Bild: Giftzentrale: Das PCB-Hauptquartier in Dortmund.
DORTMUND taz | Behördenversagen ist der Grund für die Vergiftung hunderter
Arbeiter und Anwohner der Dortmunder Entsorgungsfirma Envio mit
erbgutschädigenden, potenziell krebserregenden Polychloriererten Biphenylen
(PCB). Das ist das Fazit eines von der nordrhein-westfälischen
Landesregierung in Auftrag gegebenen, bisher unveröffentlichten Gutachtens
des unabhängigen Prognos-Instituts.
Die 128-seitige Expertise, die der taz vollständig vorliegt, bemängelt
massive "Defizite der Anlagenüberwachung": So seien "unangekündigte
Kontrollen und behördlich veranlasste Probenahmen und Analysen" nur
unzureichend durchgeführt worden. Die PCB-Verseuchung des Dortmunder Hafens
sei deshalb "nur zufällig" durch ein "in der Nähe der Anlage durchgeführtes
Messprogramm" entdeckt worden. Das lasse befürchten, dass noch heute
"ähnliche Fälle nicht verhindert" werden könnten.

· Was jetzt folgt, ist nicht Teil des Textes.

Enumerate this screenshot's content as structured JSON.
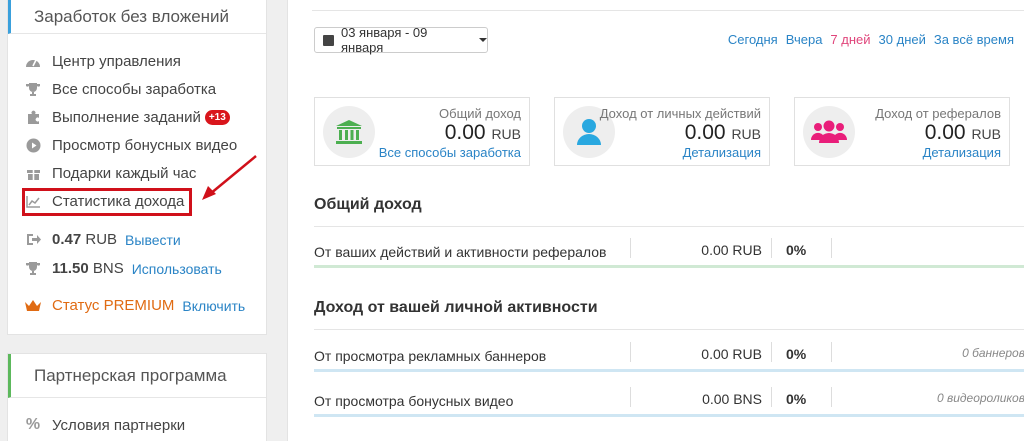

Die Dortmunder Giftfirma Envio hatte Arbeiter und Anwohner bis April 2010
mit PCB verseucht. Dabei gehören die Chlorverbindungen zu den zwölf
gefährlichsten Giftstoffen überhaupt und sind seit 2001 verboten. Bei Envio
aber öffneten schlecht bezahlte Leiharbeiter teilweise ohne jede
Schutzkleidung hochgradig PCB-belastete Elektrobauteile wie Transformatoren
und Kondensatoren – und hatten so Hautkontakt mit dem Gift, atmeten
PCB-haltige Stäube ein.
## Umgebung durch geöffnete Hallentore kontaminiert
Durch geöffnete Hallentore wurde auch die Umgebung kontaminiert. Schon
heute könnten bei den Vergifteten "Hautveränderungen, Auswirkungen auf das
Nervensystem, Veränderungen im Hormonhaushalt" beobachtet werden, so der
Aachener Arbeitsmediziner Thomas Kraus.
Envio-Geschäftsführer Dirk Neupert aber ließ verseuchte Transformatoren
sogar aus der Untertage-Giftmülldeponie Herfa-Neurode nach Dortmund
schaffen – Neupert hatte in den Elektrobauteilen enthaltene Edelmetalle als
Geldquelle entdeckt. Zwar gilt Herfa-Neurode als größtes Giftgrab der Welt
– doch die Kontrollbehörden der zuständigen Bezirksregierung in Arnsberg
schauten weg: Trotz mehrerer anonymer Anzeigen glaubten die Beamten den
Versicherungen Neuperts, Untertage-Transformatoren würden nicht
verarbeitet.
Dabei hätten es die Arbeitsschützer besser wissen müssen: Ihre eigene
Behörde sammelt Frachtpapiere – sogenannte Begleitscheine – aus denen
eindeutig hervorgeht, dass tausende Tonnen der zum Teil zimmergroßen
Transformatoren nach Dortmund geliefert wurden. "Unverständlich" sei, dass
"zu keinem Zeitpunkt die abrufbaren Begleitscheininformationen genutzt
worden sind", kritisieren die Prognos-Gutachter. Denn dann wären "die
anonymen Hinweise belegt und die Aussagen des Betriebsleiters widerlegt
worden".
## NRW-Umweltministerium prüft
Bestätigt werden so Recherchen der taz, die die anonymen Anzeigen zusammen
mit 482 Seiten Genehmigungen ([1][PDF]) und 440 Seiten aus der
Verfahrensakte ([2][PDF]) der Arnsberger Bezirksregierung schon im
Vergangenen November online veröffentlicht hatte. Auch eine Übersicht der
Frachtpapiere ([3][PDF]) steht seit Anfang März im Netz.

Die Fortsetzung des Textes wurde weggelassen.